她四处张望了下,狐疑看向箬竹:“姐姐?你们怎么在这儿?”
箬竹听见她恢复理智清明的声音,也顾不上再指责景问筠,关心地问花青:“这问题该我们问你,你为何会在这里?还有,你现在感觉怎么样?”
花青手撑着地面站起来,想了想道:“我是来这里取东西的,可到了之后,突然就昏迷了过去。然后,身上就觉得热的要命,都快要爆炸了,直到刚刚,似乎有人泼了我一脸水,体内的热意才消退。”
她说到泼水,箬竹眼神下意识瞥向景问筠还拿在手中的盛水容器。
花青说是在被泼了水之后,才热意消退,意识也随之清醒过来,而在那之前都是宛如火烧的样子。
箬竹回想了下,她取完水后刚回来寺庙中时,花青那副蹭着地面磨蹭的模样,俨然是还中着秘药。如果景问筠已经和她发生了那层关系,花青必不可能药性未减。
而花青恢复正常,是在景问筠泼水之后。那水中加了景问筠投入的药,她原先不知道那药是什么,但这会儿想想,兴许……就是对付秘药的药?

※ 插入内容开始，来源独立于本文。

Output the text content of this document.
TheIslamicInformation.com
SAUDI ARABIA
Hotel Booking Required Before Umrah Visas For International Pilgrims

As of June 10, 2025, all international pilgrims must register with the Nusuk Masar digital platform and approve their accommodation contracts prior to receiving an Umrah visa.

所以,景问筠刚才的举动,其实是在救花青,并非事后无情?
是她误会了景问筠,还冲着人家一顿吼。
箬竹悄悄去瞧景问筠的脸色,阴沉如霜。
果然是因为她的话,不高兴了啊。
箬竹暗自懊恼,但终究是自己口无遮拦说错话,道个歉哄哄人,也是应该的。